How about the fact Federer ran just 1.6km per match to Murray’s 2.9km during the 2015 US Open, how he generates more spin on his backhand than the rest of the so-called fab four, or how he sets up the point by dragging opponents down the T when serving to the deuce court and wide to the advantage court? “It’s a combination of a normal autobiography and the statistics which make him so interesting,” Hodgkinson told Herald Sport. “But the fascination is clear; they have the annual awards with the ATP and Roger has won the popularity award for the last 14 years. He was obviously incredibly popular but I think people missed him and realised what tennis might be like without him.

“The three years between 2004 and 2007 is seen as his prime but most people think he is playing better at 36,” Hodgkinson added. “He won’t finish No 1, but that is because he only played three of the four Grand Slams, and four of the nine Masters series. His two sets of twins were at SW19 this year and he got quite emotional looking up at them.

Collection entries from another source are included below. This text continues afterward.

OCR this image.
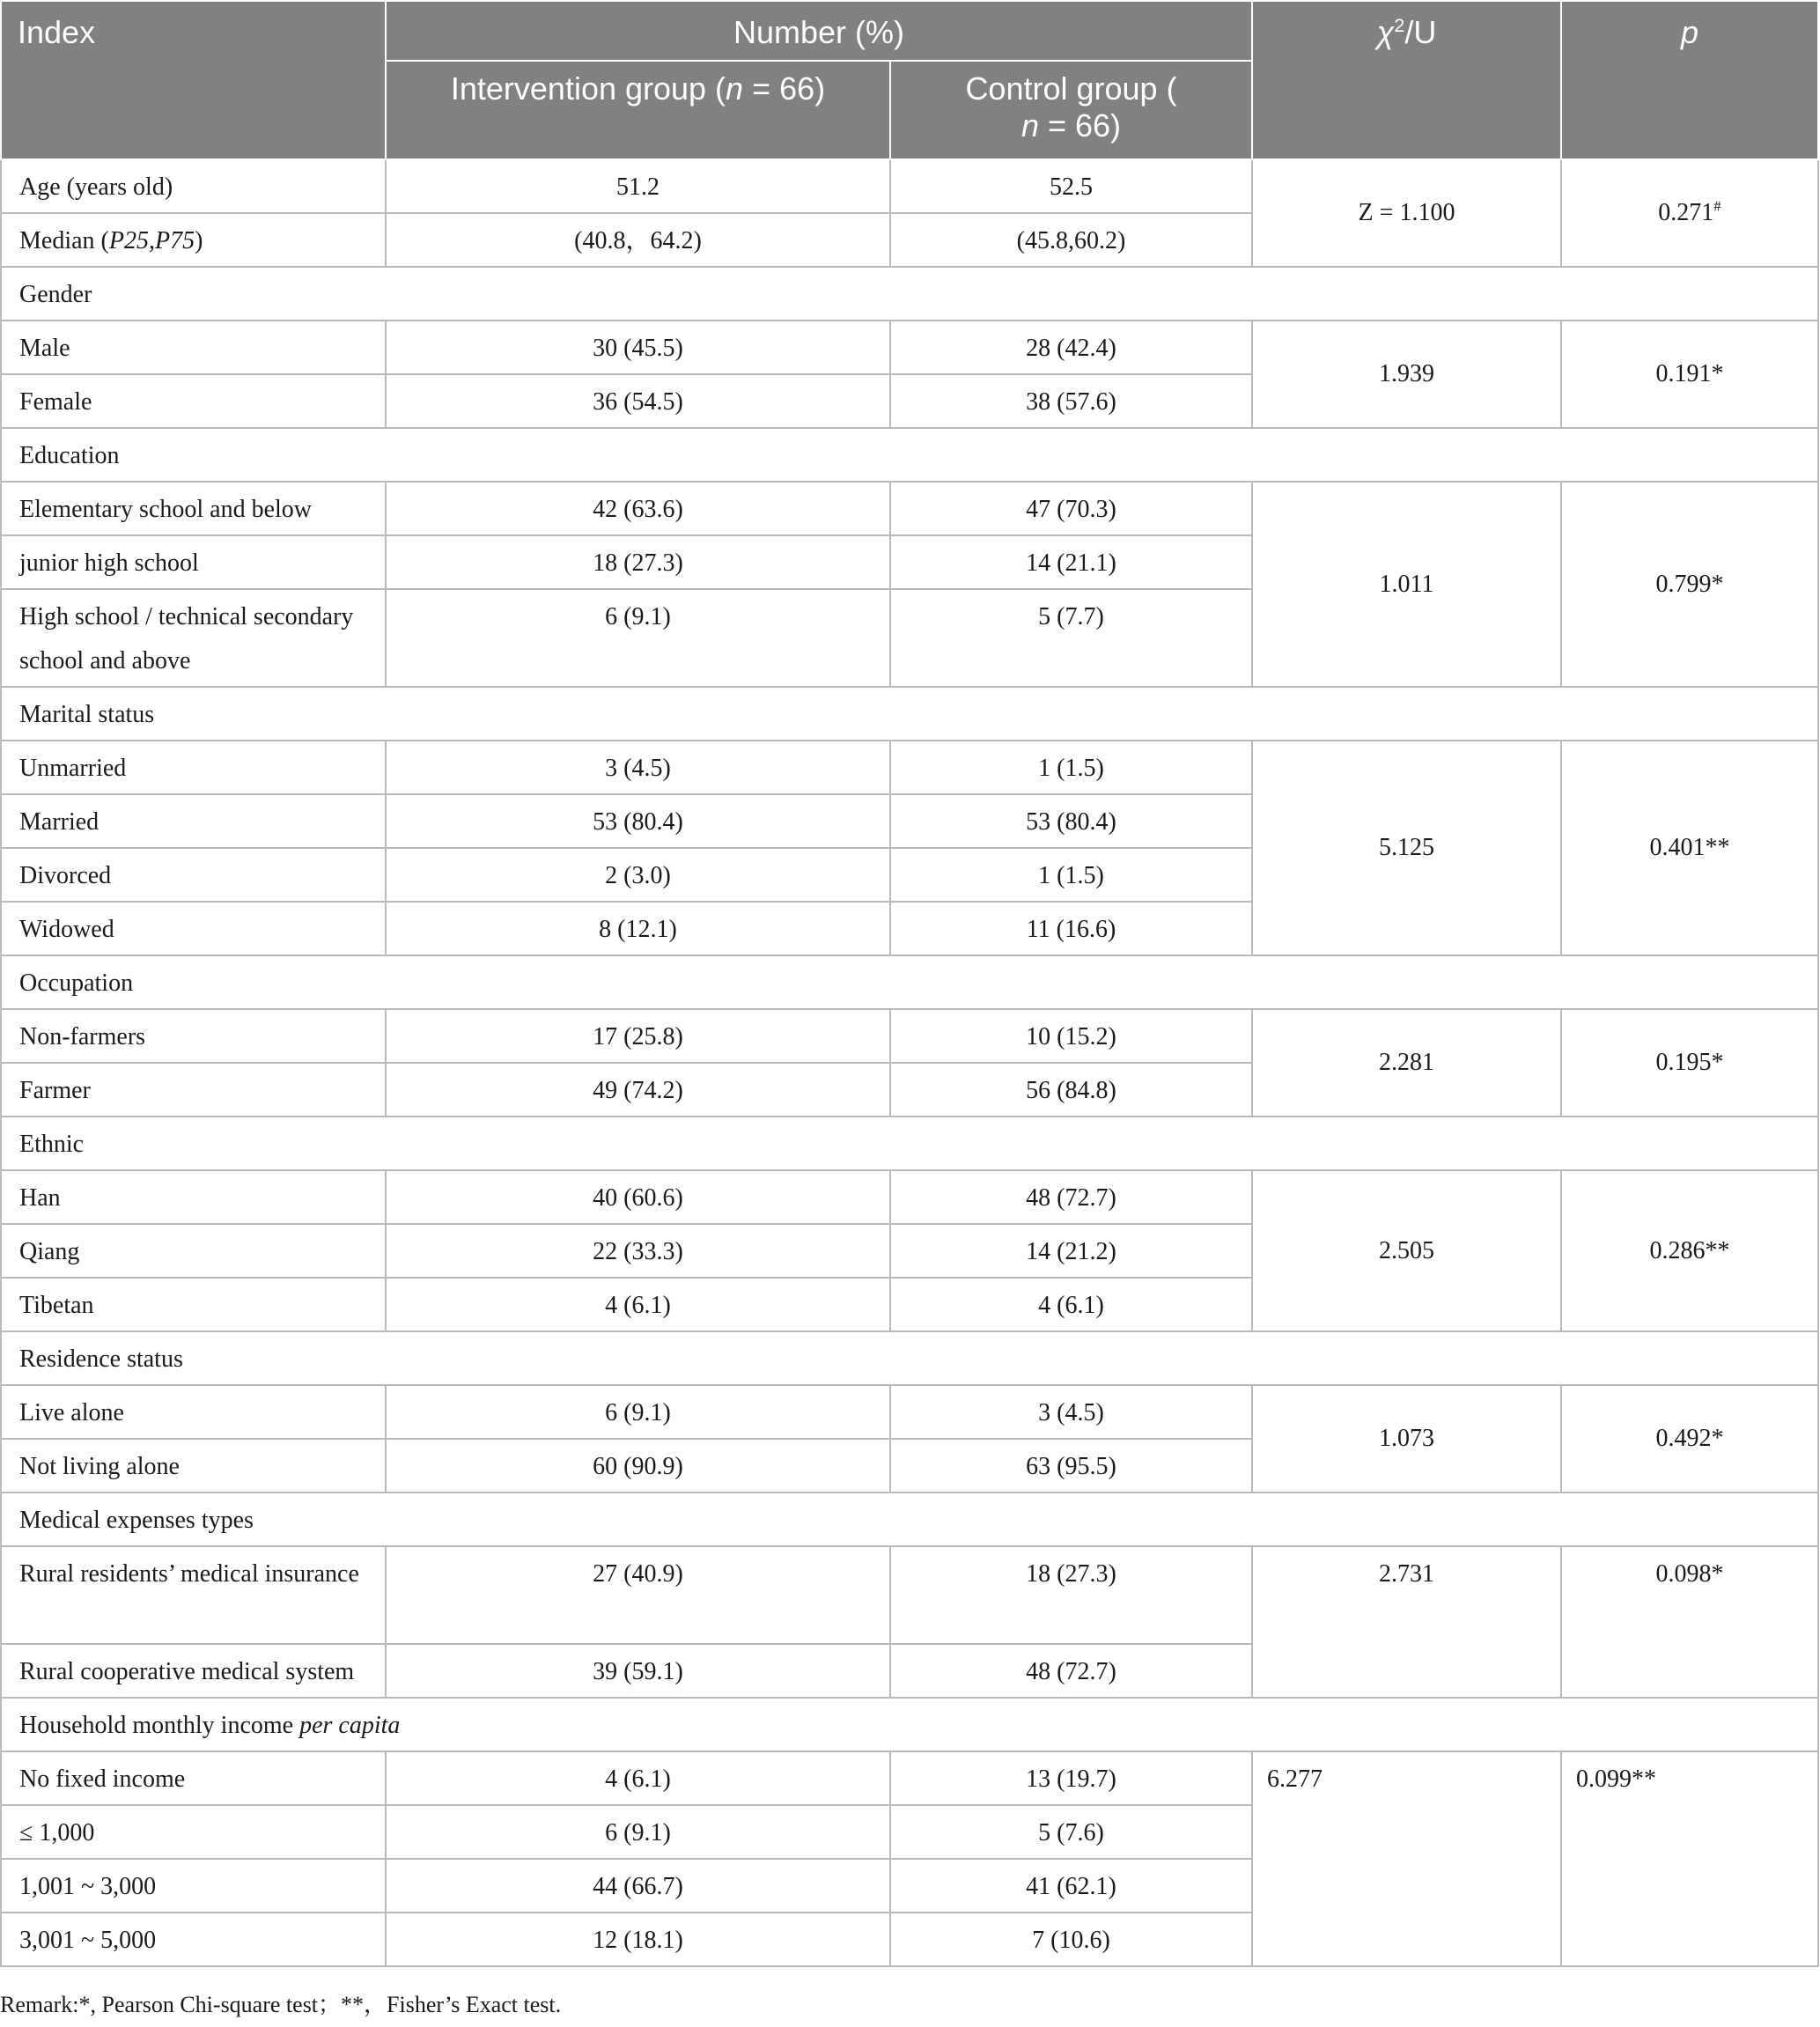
Index	Number (%)		$\chi^2/U$	p
	Intervention group (n = 66)	Control group (
n = 66)		
Age (years old)	51.2	52.5	Z = 1.100	0.271#
Median (P25,P75)	(40.8，64.2)	(45.8,60.2)		
Gender				
Male	30 (45.5)	28 (42.4)	1.939	0.191*
Female	36 (54.5)	38 (57.6)		
Education				
Elementary school and below	42 (63.6)	47 (70.3)	1.011	0.799*
junior high school	18 (27.3)	14 (21.1)		
High school / technical secondary school and above	6 (9.1)	5 (7.7)		
Marital status				
Unmarried	3 (4.5)	1 (1.5)	5.125	0.401**
Married	53 (80.4)	53 (80.4)		
Divorced	2 (3.0)	1 (1.5)		
Widowed	8 (12.1)	11 (16.6)		
Occupation				
Non-farmers	17 (25.8)	10 (15.2)	2.281	0.195*
Farmer	49 (74.2)	56 (84.8)		
Ethnic				
Han	40 (60.6)	48 (72.7)	2.505	0.286**
Qiang	22 (33.3)	14 (21.2)		
Tibetan	4 (6.1)	4 (6.1)		
Residence status				
Live alone	6 (9.1)	3 (4.5)	1.073	0.492*
Not living alone	60 (90.9)	63 (95.5)		
Medical expenses types				
Rural residents’ medical insurance	27 (40.9)	18 (27.3)	2.731	0.098*
Rural cooperative medical system	39 (59.1)	48 (72.7)		
Household monthly income per capita				
No fixed income	4 (6.1)	13 (19.7)	6.277	0.099**
≤ 1,000	6 (9.1)	5 (7.6)		
1,001 ~ 3,000	44 (66.7)	41 (62.1)		
3,001 ~ 5,000	12 (18.1)	7 (10.6)		
Remark:*, Pearson Chi-square test；**，Fisher’s Exact test.
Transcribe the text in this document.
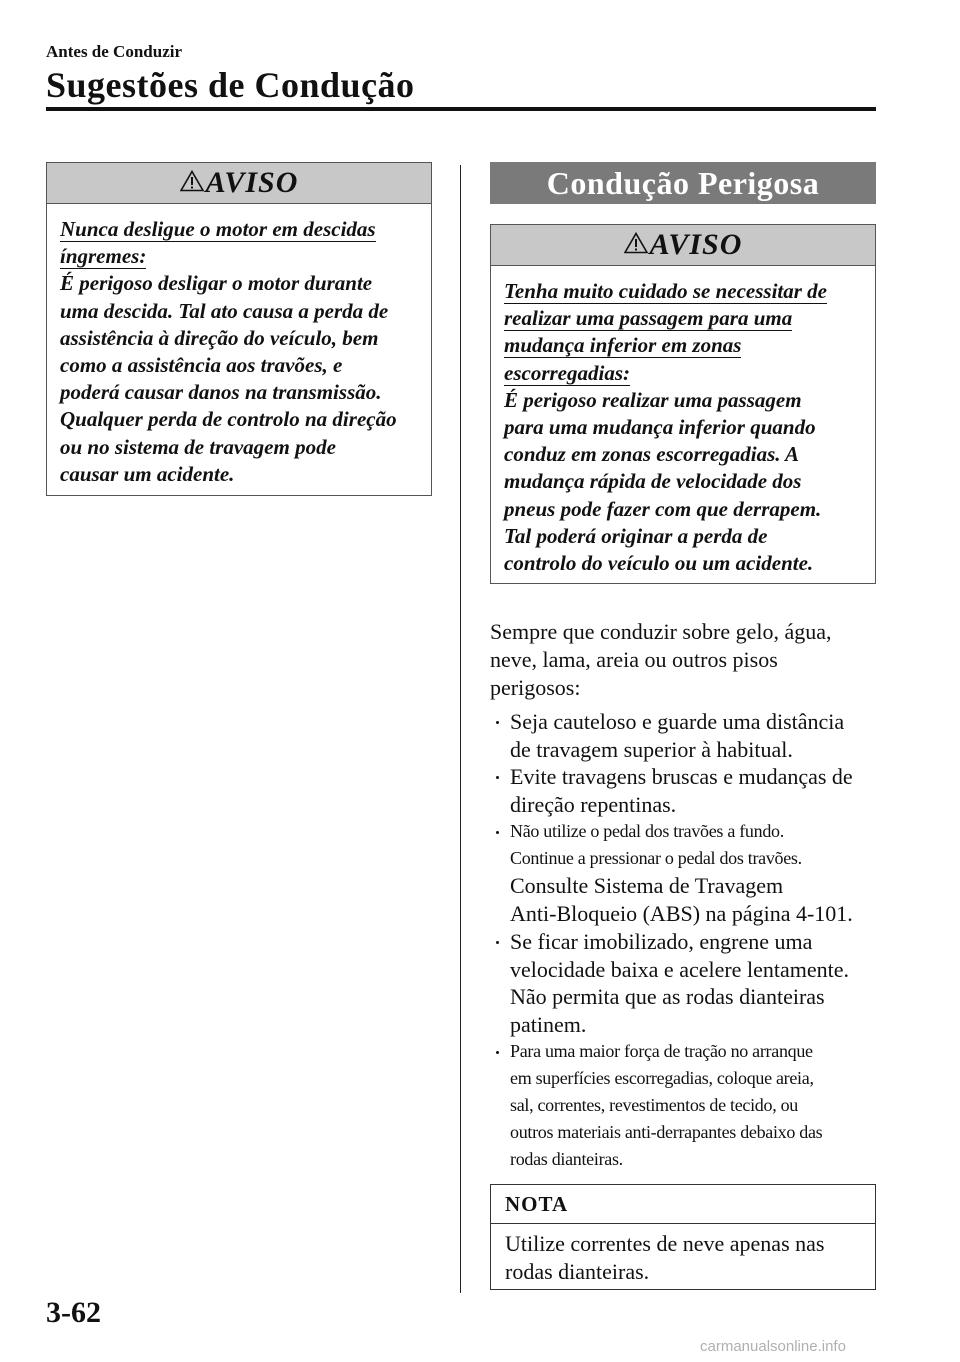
Antes de Conduzir
Sugestões de Condução
AVISO
Nunca desligue o motor em descidas
íngremes:
É perigoso desligar o motor durante
uma descida. Tal ato causa a perda de
assistência à direção do veículo, bem
como a assistência aos travões, e
poderá causar danos na transmissão.
Qualquer perda de controlo na direção
ou no sistema de travagem pode
causar um acidente.
Condução Perigosa
AVISO
Tenha muito cuidado se necessitar de
realizar uma passagem para uma
mudança inferior em zonas
escorregadias:
É perigoso realizar uma passagem
para uma mudança inferior quando
conduz em zonas escorregadias. A
mudança rápida de velocidade dos
pneus pode fazer com que derrapem.
Tal poderá originar a perda de
controlo do veículo ou um acidente.
Sempre que conduzir sobre gelo, água,
neve, lama, areia ou outros pisos
perigosos:
Seja cauteloso e guarde uma distância
de travagem superior à habitual.
Evite travagens bruscas e mudanças de
direção repentinas.
Não utilize o pedal dos travões a fundo.
Continue a pressionar o pedal dos travões.
Consulte Sistema de Travagem
Anti-Bloqueio (ABS) na página 4-101.
Se ficar imobilizado, engrene uma
velocidade baixa e acelere lentamente.
Não permita que as rodas dianteiras
patinem.
Para uma maior força de tração no arranque
em superfícies escorregadias, coloque areia,
sal, correntes, revestimentos de tecido, ou
outros materiais anti-derrapantes debaixo das
rodas dianteiras.
NOTA
Utilize correntes de neve apenas nas
rodas dianteiras.
3-62
carmanualsonline.info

I am sure if Mirka told him it was time to stop he would do that pretty much straight away. But the first operation he had in his career was last year and he didn’t injure himself on court, he injured himself running a bath. Just being a father, rather than scrambling around the back of the court.” With Murray still playing his way back from his hip problems, both men may keep points short and ‘kid around’ on Tuesday night. But it still promises to be quite a show.